Выбрать главу

Близкие к Трепаковскому люди считали его гением за те моменты прозрений, которые у него действительно бывали. Иногда он начинал орать благим матом и шпарить со скоростью ста пятидесяти слов в минуту, и постороннему могло показаться: "Ну совсем сумасшедший, несет невесть что!" — но очень скоро вдруг оказывалось, что в этом захлебывающемся оре и истеричном вопле есть очень много практической правды. Трепаковский, интеллигентный в быту человек, любивший перебирать свои советские подстаканники, был наделен острым и резким чутьем выгоды и утонченным нюхом прибыли. Уже не раз бывало, что он приказывал Славику бросить миллион рублей туда, пять миллионов сюда, и выходило отлично. Не раз бывало и так, что он, не думая, как по наитию, велел оформлять на своих боксеров доставшиеся ему в результате непонятно чего квартиры или регистрировать на сторожа его дачи автопарк из четырех "Мерседесов" и шести "Ауди". Так было надо. Вокруг него, занятого политикой, все время шла какая-то неустанная работа по оформлению, переоформлению и дооформлению земельных угодий в России, Испании и Греции, а также коттеджей и дорогих автомашин; он кричал с трибуны о нищих и русских, о славе и позоре, о жизни и смерти, а вокруг него тихо шуршали накладные, залоговые, вексельные и другие бумаги.

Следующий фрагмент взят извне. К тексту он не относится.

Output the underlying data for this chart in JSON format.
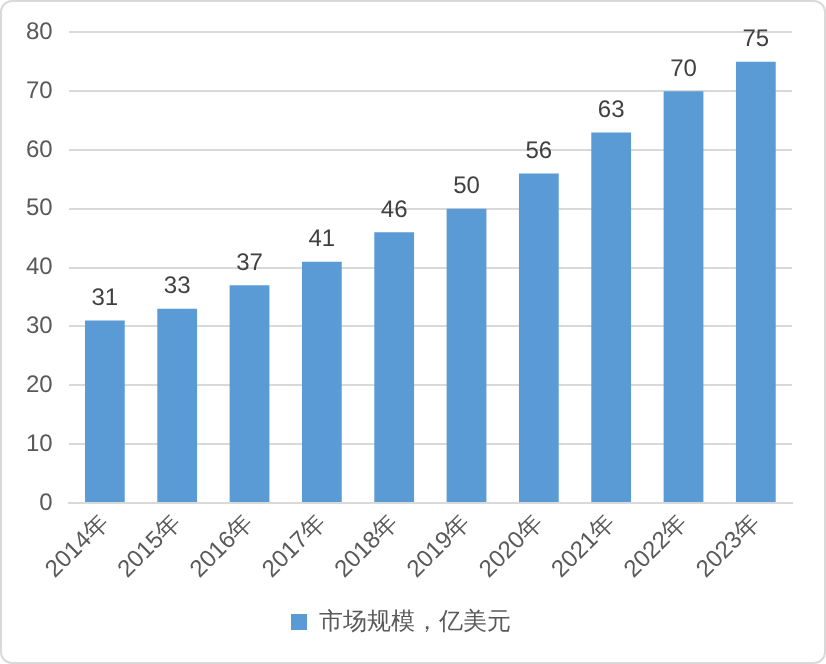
{
  "chart_data": {
    "type": "bar",
    "categories": [
      "2014年",
      "2015年",
      "2016年",
      "2017年",
      "2018年",
      "2019年",
      "2020年",
      "2021年",
      "2022年",
      "2023年"
    ],
    "series": [
      {
        "name": "市场规模，亿美元",
        "color": "#5b9bd5",
        "values": [
          31,
          33,
          37,
          41,
          46,
          50,
          56,
          63,
          70,
          75
        ]
      }
    ],
    "ylim": [
      0,
      80
    ],
    "yticks": [
      0,
      10,
      20,
      30,
      40,
      50,
      60,
      70,
      80
    ],
    "grid": "y",
    "legend": "bottom",
    "data_labels": true
  }
}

В тот момент, когда Трепаковский в оливковом френче с двумя нагрудными карманами стоял на трибуне у памятника Пушкина и с дикими криками разбрасывал в толпу деньги, — а это был его обычный полемический прием, которым он посрамлял своих жадных и не думающих о народном благосостоянии противников! — он вдруг понял, что надо делать. Он видел сверху искаженные лица людей, которые толкались и тянули руки за падающими сверху бумажками, и понукал их, и взнуздывал их, крича: "Еще! На еще! Бери еще, я даю!" — и уже знал, какую теперь игру он закрутит во всероссийском масштабе. Или в мировом? О, как сладок мировой масштаб, к которому он так стремился все эти годы унижений в кремлевских кабинетах, выторговывая проценты на выборах, выцыганивая места в комитетах! Его озарило. Не деньги он теперь будет давать, а кое-что покруче денег!

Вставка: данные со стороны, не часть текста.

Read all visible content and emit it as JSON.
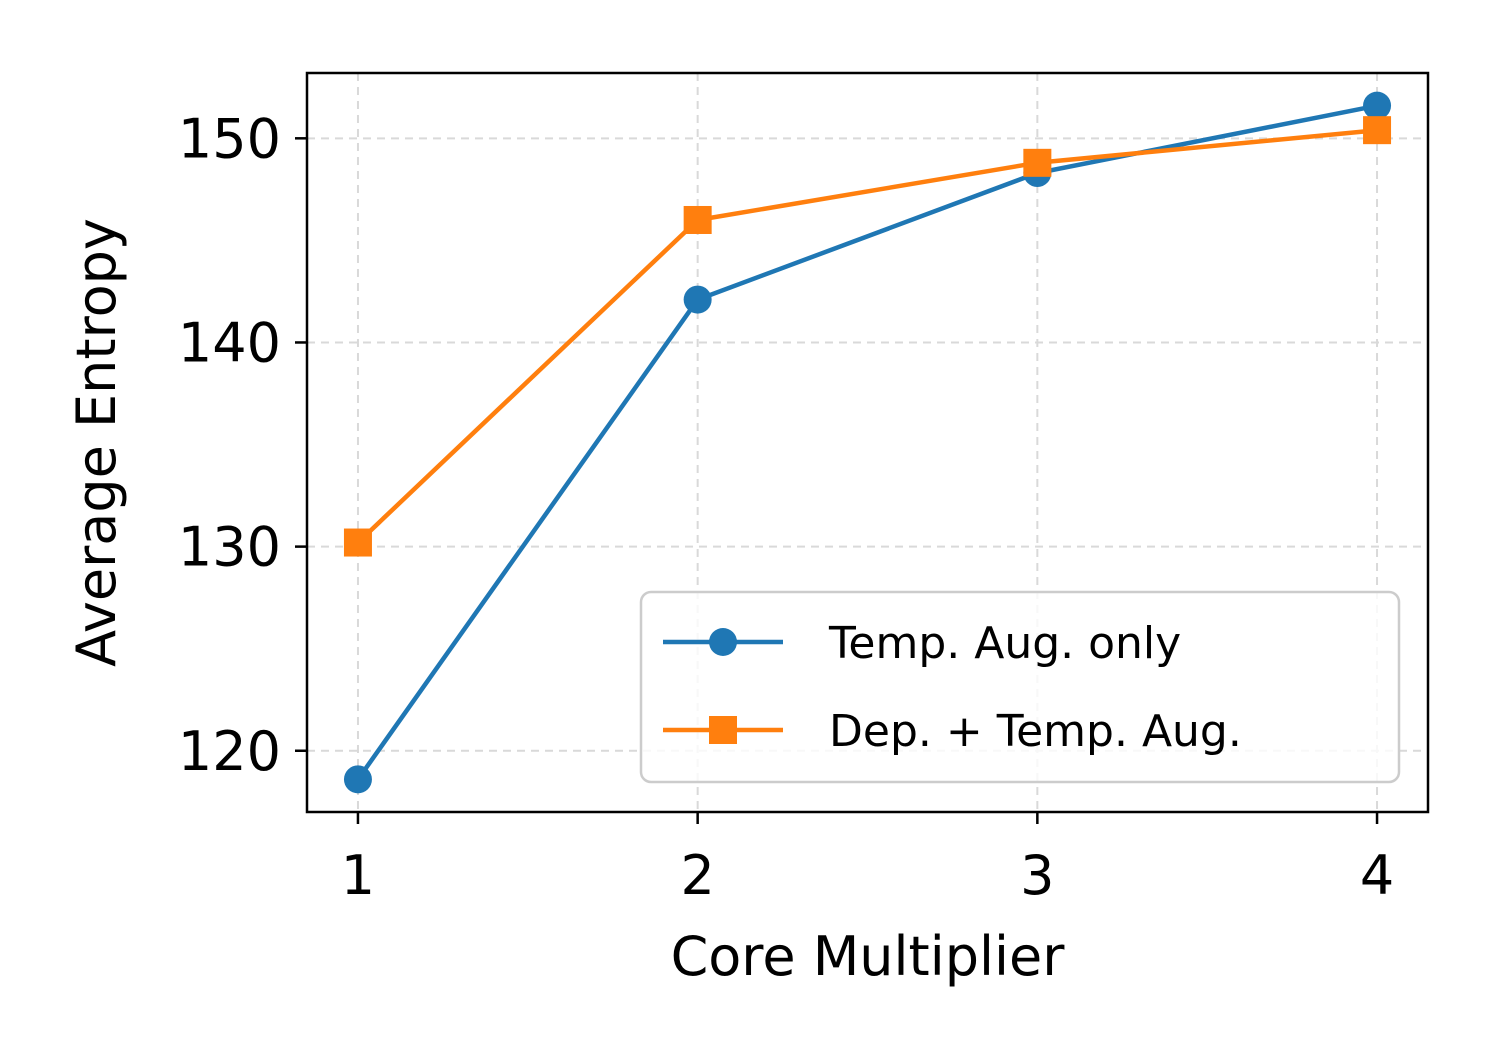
{
  "chart_data": {
    "type": "line",
    "title": "",
    "xlabel": "Core Multiplier",
    "ylabel": "Average Entropy",
    "x": [
      1,
      2,
      3,
      4
    ],
    "xlim": [
      0.85,
      4.15
    ],
    "ylim": [
      117,
      153.2
    ],
    "xticks": [
      1,
      2,
      3,
      4
    ],
    "yticks": [
      120,
      130,
      140,
      150
    ],
    "grid": true,
    "legend_position": "lower-right",
    "series": [
      {
        "name": "Temp. Aug. only",
        "values": [
          118.6,
          142.1,
          148.3,
          151.6
        ],
        "color": "#1f77b4",
        "marker": "circle"
      },
      {
        "name": "Dep. + Temp. Aug.",
        "values": [
          130.2,
          146.0,
          148.8,
          150.4
        ],
        "color": "#ff7f0e",
        "marker": "square"
      }
    ]
  }
}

На следующий день после митинга на Пушкинской площади партия тоталитарных демократов разместила в типографии № 1 заказ на печать ста тысяч купонов на бессмертие. Трепаковский провозгласил новую кампанию под девизом "Бессмертие для нищих, бессмертие для русских!" и отправился по стране на специальном поезде, украшенном синими знаменами. Идею поезда он взял у Троцкого. Он хотел поставить на поезд пушки и пулеметы, но ему запретили, несмотря на то, что он имел именной пистолет, подаренный ему генералом армии Затрапезниковым в ознаменование тридцатилетнего юбилея сотрудничества с органами. Этим именным пистолетом Трепаковский бешено потрясал в кабинете министра обороны, куда прорвался, требуя дать ему пушек — ну хоть пару гаубиц дай, скупердяй! — и дюжину пулеметов, из которых он втайне надеялся хорошо пострелять где-нибудь в забайкальских лугах. Но не дали. Они хотели уязвить его, уколоть. Трепаковский все равно отправился в путь, пусть и без пушек.

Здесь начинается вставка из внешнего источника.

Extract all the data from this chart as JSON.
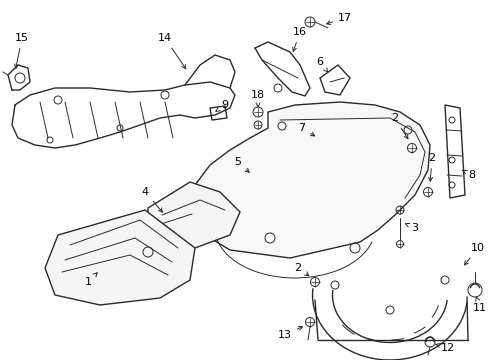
{
  "background_color": "#ffffff",
  "line_color": "#2a2a2a",
  "fig_width": 4.9,
  "fig_height": 3.6,
  "dpi": 100
}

Поезд покинул Москву ночью и, светя задними красными огнями, ушел в глубину России. Трепаковский ежедневно выступал на вокзалах и площадях провинциальных городов, объясняя людям всю важность великого открытия, и требовал от них, чтобы они ни в коем случае не проворонили свою смерть, как уже проворонили и отдали в руки "мавродикам и чубайсикам" свою жизнь. Посмотрите на себя! Посмотрите на дырки в ваших ботинках! Смерть — это все, что у вас осталось! Так он кричал своим пронзительным захлебывающимся голосом, а потом наступал момент, которого ждали люди, толпами собиравшиеся на его выступления. Двое охранников появлялись из-за его спины, держа перед собой чемодан, он торжественно откидывал крышку и делал такое лицо, словно видел перед собой брильянты. Да, он, как актер, играл чемодан, полный брильянтов, и люди, видя его выразительно гримасничающее лицо и его торжественно вздетые руки царя и властелина, замирали. Тогда он погружал свои холеные, мягкие руки в цветные и ничего не стоящие бумажки. Купоны на бессмертие взмывали в воздух и опускались, медленно кружа. Люди прыгали, хватая их, толкались, смотрели на них завороженными взглядами, разглаживали, прятали в карманы и бережно убирали в кошельки. Женщины плакали. Мужчины суровели. Те, кому удавалось поймать бумажку, уходили с площади умиротворенные, со счастливыми глазами.